In fact, it would be impossible; with the result that, unless we intercepted it by simple good luck, the enemy would succeed in landing a force on our eastern coast, or else in the seizing of a base in the West Indies or the southern part of the Caribbean Sea.
Either one of these acts, successfully performed by an enemy, would give him an advantage; that is, it would make his position relatively to ours better than it was before.

It would have the same effect, therefore, as winning a battle; in fact it would constitute the winning of a battle--not a physical battle but a strategic battle.

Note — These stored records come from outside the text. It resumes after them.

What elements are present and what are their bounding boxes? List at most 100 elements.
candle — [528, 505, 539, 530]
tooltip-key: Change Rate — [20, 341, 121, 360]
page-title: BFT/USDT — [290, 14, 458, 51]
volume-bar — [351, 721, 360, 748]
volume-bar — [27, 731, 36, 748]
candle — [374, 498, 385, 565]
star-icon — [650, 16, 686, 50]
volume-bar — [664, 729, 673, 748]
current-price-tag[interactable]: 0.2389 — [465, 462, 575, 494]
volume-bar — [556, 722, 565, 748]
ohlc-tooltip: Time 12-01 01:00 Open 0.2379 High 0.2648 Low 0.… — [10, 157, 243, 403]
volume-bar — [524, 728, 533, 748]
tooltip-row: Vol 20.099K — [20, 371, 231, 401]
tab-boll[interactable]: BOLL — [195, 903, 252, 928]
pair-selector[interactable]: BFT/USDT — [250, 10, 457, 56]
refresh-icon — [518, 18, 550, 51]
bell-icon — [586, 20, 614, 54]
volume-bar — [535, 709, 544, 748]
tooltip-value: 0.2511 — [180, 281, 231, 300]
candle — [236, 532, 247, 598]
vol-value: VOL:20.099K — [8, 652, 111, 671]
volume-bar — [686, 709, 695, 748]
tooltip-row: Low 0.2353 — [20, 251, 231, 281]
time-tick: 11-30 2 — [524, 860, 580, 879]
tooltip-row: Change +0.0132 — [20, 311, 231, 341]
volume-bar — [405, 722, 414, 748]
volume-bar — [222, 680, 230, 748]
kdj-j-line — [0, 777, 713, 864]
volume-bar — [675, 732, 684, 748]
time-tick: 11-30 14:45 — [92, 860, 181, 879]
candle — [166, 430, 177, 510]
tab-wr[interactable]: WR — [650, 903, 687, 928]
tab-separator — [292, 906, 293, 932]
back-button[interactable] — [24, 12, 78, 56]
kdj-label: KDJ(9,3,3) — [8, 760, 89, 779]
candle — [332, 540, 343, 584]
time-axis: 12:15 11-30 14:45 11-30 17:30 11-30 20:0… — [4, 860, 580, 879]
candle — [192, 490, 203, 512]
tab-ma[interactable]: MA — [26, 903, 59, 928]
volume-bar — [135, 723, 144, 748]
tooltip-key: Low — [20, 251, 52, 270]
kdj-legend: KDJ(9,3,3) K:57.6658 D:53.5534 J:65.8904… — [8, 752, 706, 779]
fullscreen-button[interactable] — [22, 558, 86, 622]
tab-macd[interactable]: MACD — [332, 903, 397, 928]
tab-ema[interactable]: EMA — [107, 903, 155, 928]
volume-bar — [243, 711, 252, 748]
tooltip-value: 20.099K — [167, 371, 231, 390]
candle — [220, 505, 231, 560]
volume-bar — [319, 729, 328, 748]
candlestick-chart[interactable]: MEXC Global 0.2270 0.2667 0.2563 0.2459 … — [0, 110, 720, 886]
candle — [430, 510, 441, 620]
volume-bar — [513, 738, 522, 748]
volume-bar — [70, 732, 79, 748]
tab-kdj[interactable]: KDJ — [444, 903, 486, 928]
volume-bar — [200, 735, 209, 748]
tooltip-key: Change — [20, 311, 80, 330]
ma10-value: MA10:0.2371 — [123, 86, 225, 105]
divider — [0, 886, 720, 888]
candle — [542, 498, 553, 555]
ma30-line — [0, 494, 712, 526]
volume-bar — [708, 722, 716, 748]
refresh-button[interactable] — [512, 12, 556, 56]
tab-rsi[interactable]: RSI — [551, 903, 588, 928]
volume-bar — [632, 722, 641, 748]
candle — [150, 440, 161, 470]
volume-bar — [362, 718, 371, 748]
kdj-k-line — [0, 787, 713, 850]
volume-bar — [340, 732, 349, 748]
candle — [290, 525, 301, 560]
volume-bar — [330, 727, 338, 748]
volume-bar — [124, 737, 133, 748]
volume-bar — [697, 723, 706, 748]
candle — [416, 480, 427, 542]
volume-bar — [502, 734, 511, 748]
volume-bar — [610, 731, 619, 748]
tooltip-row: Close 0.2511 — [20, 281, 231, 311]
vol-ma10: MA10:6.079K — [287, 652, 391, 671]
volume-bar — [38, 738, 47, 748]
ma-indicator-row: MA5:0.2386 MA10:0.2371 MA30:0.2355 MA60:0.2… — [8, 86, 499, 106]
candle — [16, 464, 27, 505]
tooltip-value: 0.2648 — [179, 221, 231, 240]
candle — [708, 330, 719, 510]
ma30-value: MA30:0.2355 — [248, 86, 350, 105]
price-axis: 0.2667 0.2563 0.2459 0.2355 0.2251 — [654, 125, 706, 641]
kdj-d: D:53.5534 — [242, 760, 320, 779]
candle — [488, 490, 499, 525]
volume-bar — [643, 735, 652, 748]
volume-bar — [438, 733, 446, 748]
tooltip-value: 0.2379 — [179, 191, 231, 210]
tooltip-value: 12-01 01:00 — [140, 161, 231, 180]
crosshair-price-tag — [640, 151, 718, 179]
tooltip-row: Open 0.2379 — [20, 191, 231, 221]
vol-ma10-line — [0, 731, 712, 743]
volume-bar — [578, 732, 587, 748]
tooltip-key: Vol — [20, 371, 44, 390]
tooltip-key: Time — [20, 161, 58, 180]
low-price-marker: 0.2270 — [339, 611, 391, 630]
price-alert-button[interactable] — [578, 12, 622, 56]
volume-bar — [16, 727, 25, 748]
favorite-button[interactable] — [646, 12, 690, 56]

It may be objected that, unless we knew our fleet to be more powerful it would be wiser and more comfortable for all concerned to withdraw our ships to the shelter of their bases, and let the enemy do his worst--on the theory that he could not do anything else so ruinous to us as to sink our fleet.
There is of course considerable reasonableness in this point of view; and strategy declares the unwisdom of engaging in battles that are sure to be lost.

It must be remembered, however, that the coming fleet will operate at a considerable strategic disadvantage, owing to the necessity for guarding the "train" of auxiliary ships that will come with it, holding fuel and supplies of various kinds; that this handicap will offset a considerable advantage in offensive strength; and that the handicap will be still greater if the enemy fleet have near it a flotilla of transports carrying troops.